Exposure to common antibiotics used to treat respiratory infections can increase resistance to the drugs, Belgian scientists said.
/ Source: Reuters

Exposure to common antibiotics used to treat respiratory infections can increase resistance to the drugs, Belgian scientists said on Friday.

The emergence of bacteria that do not respond to antibiotics is a major health problem.

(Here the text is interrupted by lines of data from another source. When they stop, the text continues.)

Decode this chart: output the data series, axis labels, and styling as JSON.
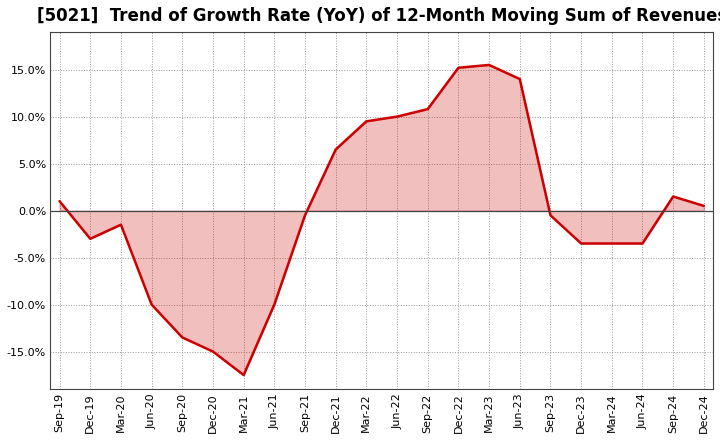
{
  "title": "[5021]  Trend of Growth Rate (YoY) of 12-Month Moving Sum of Revenues",
  "x_labels": [
    "Sep-19",
    "Dec-19",
    "Mar-20",
    "Jun-20",
    "Sep-20",
    "Dec-20",
    "Mar-21",
    "Jun-21",
    "Sep-21",
    "Dec-21",
    "Mar-22",
    "Jun-22",
    "Sep-22",
    "Dec-22",
    "Mar-23",
    "Jun-23",
    "Sep-23",
    "Dec-23",
    "Mar-24",
    "Jun-24",
    "Sep-24",
    "Dec-24"
  ],
  "y_values": [
    1.0,
    -3.0,
    -1.5,
    -10.0,
    -13.5,
    -15.0,
    -17.5,
    -10.0,
    -0.5,
    6.5,
    9.5,
    10.0,
    10.8,
    15.2,
    15.5,
    14.0,
    -0.5,
    -3.5,
    -3.5,
    -3.5,
    1.5,
    0.5
  ],
  "line_color": "#cc0000",
  "fill_color": "#cc0000",
  "fill_alpha": 0.25,
  "line_width": 1.8,
  "background_color": "#ffffff",
  "plot_bg_color": "#ffffff",
  "grid_color": "#999999",
  "ylim": [
    -19,
    19
  ],
  "yticks": [
    -15.0,
    -10.0,
    -5.0,
    0.0,
    5.0,
    10.0,
    15.0
  ],
  "ytick_labels": [
    "-15.0%",
    "-10.0%",
    "-5.0%",
    "0.0%",
    "5.0%",
    "10.0%",
    "15.0%"
  ],
  "title_fontsize": 12,
  "tick_fontsize": 8
}
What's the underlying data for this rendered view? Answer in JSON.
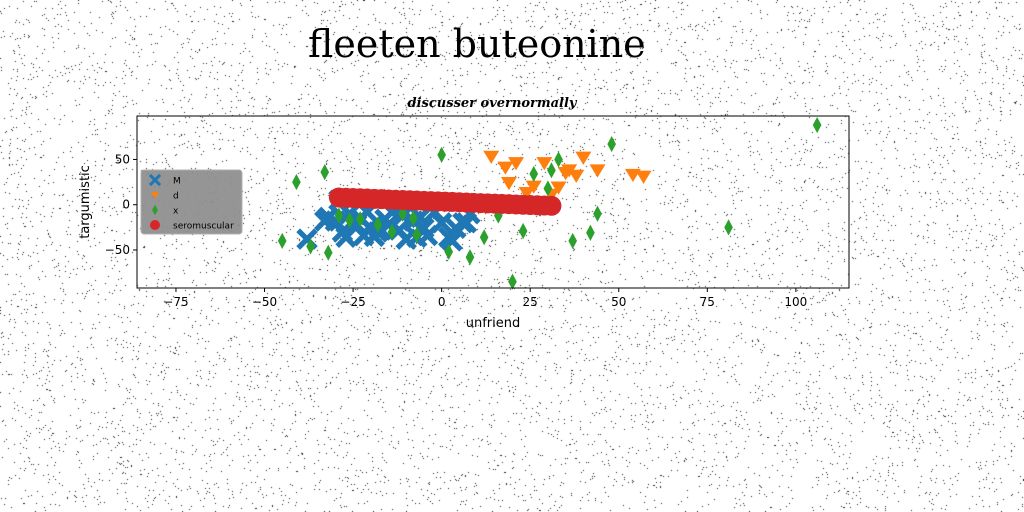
{
  "page": {
    "title": "fleeten buteonine"
  },
  "chart_data": {
    "type": "scatter",
    "title": "discusser overnormally",
    "xlabel": "unfriend",
    "ylabel": "targumistic",
    "xlim": [
      -86,
      115
    ],
    "ylim": [
      -92,
      98
    ],
    "xticks": [
      -75,
      -50,
      -25,
      0,
      25,
      50,
      75,
      100
    ],
    "xtick_labels": [
      "−75",
      "−50",
      "−25",
      "0",
      "25",
      "50",
      "75",
      "100"
    ],
    "yticks": [
      50,
      0,
      -50
    ],
    "ytick_labels": [
      "50",
      "0",
      "−50"
    ],
    "grid": false,
    "legend_position": "center-left",
    "series": [
      {
        "name": "M",
        "marker": "x",
        "color": "#1f77b4",
        "x": [
          -38,
          -32,
          -30,
          -28,
          -26,
          -24,
          -22,
          -20,
          -18,
          -16,
          -14,
          -12,
          -10,
          -8,
          -6,
          -4,
          -2,
          0,
          2,
          4,
          6,
          8,
          -29,
          -27,
          -23,
          -21,
          -19,
          -15,
          -11,
          -7,
          -5,
          3,
          7,
          -33,
          -17
        ],
        "y": [
          -38,
          -14,
          -18,
          -30,
          -10,
          -22,
          -34,
          -26,
          -30,
          -16,
          -8,
          -28,
          -38,
          -18,
          -14,
          -34,
          -8,
          -20,
          -36,
          -26,
          -20,
          -10,
          5,
          -36,
          -15,
          -8,
          -35,
          -22,
          -12,
          -36,
          -26,
          -40,
          -20,
          -18,
          -28
        ]
      },
      {
        "name": "d",
        "marker": "v",
        "color": "#ff7f0e",
        "x": [
          14,
          18,
          21,
          24,
          26,
          29,
          31,
          33,
          35,
          38,
          40,
          44,
          54,
          57,
          19,
          36
        ],
        "y": [
          53,
          41,
          46,
          13,
          20,
          46,
          11,
          19,
          35,
          32,
          52,
          38,
          33,
          31,
          24,
          38
        ]
      },
      {
        "name": "x",
        "color": "#2ca02c",
        "marker": "d",
        "x": [
          -45,
          -41,
          -37,
          -33,
          -32,
          -29,
          -26,
          -23,
          -18,
          -14,
          -11,
          -7,
          0,
          2,
          8,
          12,
          16,
          20,
          23,
          30,
          33,
          37,
          42,
          44,
          48,
          81,
          106,
          -8,
          26,
          31
        ],
        "y": [
          -40,
          25,
          -46,
          36,
          -53,
          -12,
          -17,
          -16,
          -22,
          -30,
          -10,
          -33,
          55,
          -52,
          -58,
          -36,
          -12,
          -85,
          -29,
          18,
          50,
          -40,
          -31,
          -10,
          67,
          -25,
          88,
          -15,
          34,
          38
        ]
      },
      {
        "name": "seromuscular",
        "marker": "o",
        "color": "#d62728",
        "x": [
          -29,
          -27,
          -25,
          -23,
          -21,
          -19,
          -17,
          -15,
          -13,
          -11,
          -9,
          -7,
          -5,
          -3,
          -1,
          1,
          3,
          5,
          7,
          9,
          11,
          13,
          15,
          17,
          19,
          21,
          23,
          25,
          27,
          29,
          31
        ],
        "y": [
          8,
          7.7,
          7.4,
          7.1,
          6.8,
          6.5,
          6.2,
          5.8,
          5.5,
          5.2,
          4.9,
          4.6,
          4.3,
          4,
          3.7,
          3.4,
          3.1,
          2.7,
          2.4,
          2.1,
          1.8,
          1.5,
          1.2,
          0.9,
          0.6,
          0.3,
          0,
          -0.3,
          -0.6,
          -0.9,
          -1.2
        ]
      }
    ]
  }
}
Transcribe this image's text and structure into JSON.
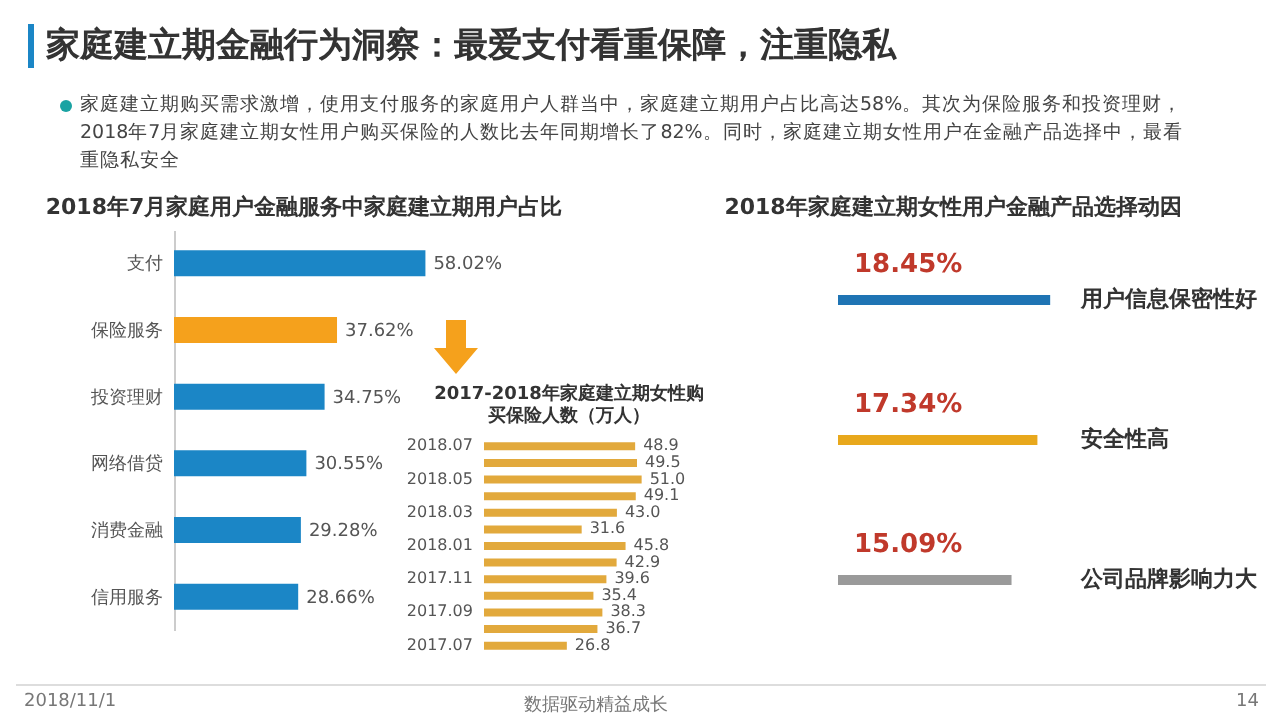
{
  "chart_data": [
    {
      "type": "other",
      "title": "家庭建立期金融行为洞察：最爱支付看重保障，注重隐私",
      "subtitle": "家庭建立期购买需求激增，使用支付服务的家庭用户人群当中，家庭建立期用户占比高达58%。其次为保险服务和投资理财，2018年7月家庭建立期女性用户购买保险的人数比去年同期增长了82%。同时，家庭建立期女性用户在金融产品选择中，最看重隐私安全",
      "annotations": [
        "2018/11/1",
        "数据驱动精益成长",
        "14"
      ]
    },
    {
      "type": "bar",
      "orientation": "horizontal",
      "title": "2018年7月家庭用户金融服务中家庭建立期用户占比",
      "categories": [
        "支付",
        "保险服务",
        "投资理财",
        "网络借贷",
        "消费金融",
        "信用服务"
      ],
      "values": [
        58.02,
        37.62,
        34.75,
        30.55,
        29.28,
        28.66
      ],
      "value_labels": [
        "58.02%",
        "37.62%",
        "34.75%",
        "30.55%",
        "29.28%",
        "28.66%"
      ],
      "colors": [
        "#1b86c6",
        "#f5a11c",
        "#1b86c6",
        "#1b86c6",
        "#1b86c6",
        "#1b86c6"
      ]
    },
    {
      "type": "bar",
      "orientation": "horizontal",
      "title": "2017-2018年家庭建立期女性购买保险人数（万人）",
      "categories": [
        "2018.07",
        null,
        "2018.05",
        null,
        "2018.03",
        null,
        "2018.01",
        null,
        "2017.11",
        null,
        "2017.09",
        null,
        "2017.07"
      ],
      "values": [
        48.9,
        49.5,
        51.0,
        49.1,
        43.0,
        31.6,
        45.8,
        42.9,
        39.6,
        35.4,
        38.3,
        36.7,
        26.8
      ],
      "value_labels": [
        "48.9",
        "49.5",
        "51.0",
        "49.1",
        "43.0",
        "31.6",
        "45.8",
        "42.9",
        "39.6",
        "35.4",
        "38.3",
        "36.7",
        "26.8"
      ],
      "color": "#e2a93c"
    },
    {
      "type": "bar",
      "orientation": "horizontal",
      "title": "2018年家庭建立期女性用户金融产品选择动因",
      "categories": [
        "用户信息保密性好",
        "安全性高",
        "公司品牌影响力大"
      ],
      "values": [
        18.45,
        17.34,
        15.09
      ],
      "value_labels": [
        "18.45%",
        "17.34%",
        "15.09%"
      ],
      "colors": [
        "#1f74b4",
        "#e8a81c",
        "#9a9a9a"
      ]
    }
  ]
}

Overuse of the drugs has been blamed for the development of so-called superbugs which are resistant to the most powerful antibiotics.

But trying to prove it has been difficult.

In a study that looked at the impact of the drugs on individuals, Professor Herman Goossens of University Hospital in Antwerp showed a single course of a drug can lead to a build-up in resistance.

“Exposure to the antibiotics was the strongest variable and this was independently associated with resistance,” said Goossens, a microbiologist.

He and his team analyzed the use of macrolide antibiotics, widely used drugs in primary care to treat ear, throat and lung infections.

The scientists, who reported the findings in The Lancet medical journal, compared two macrolide antibiotics — clarithromycin and azithromycin — against a placebo, or dummy pill, on more than 200 healthy volunteers.

They took several samples of bacteria from the volunteers before and up to six months after giving them antibiotics. The levels of resistant bacteria rose following the drug treatment.

“We have clearly defined, at the individual level, the direct effect of antibiotic use in selecting resistant organisms,” Goossens told Reuters.

Stephanie Dancer of Southern General Hospital in Glasgow, Scotland, said the scientists should be commended for their careful approach.

“We now have strengthened evidence for the links between antibiotic use and resistance,” she said in a commentary in the journal.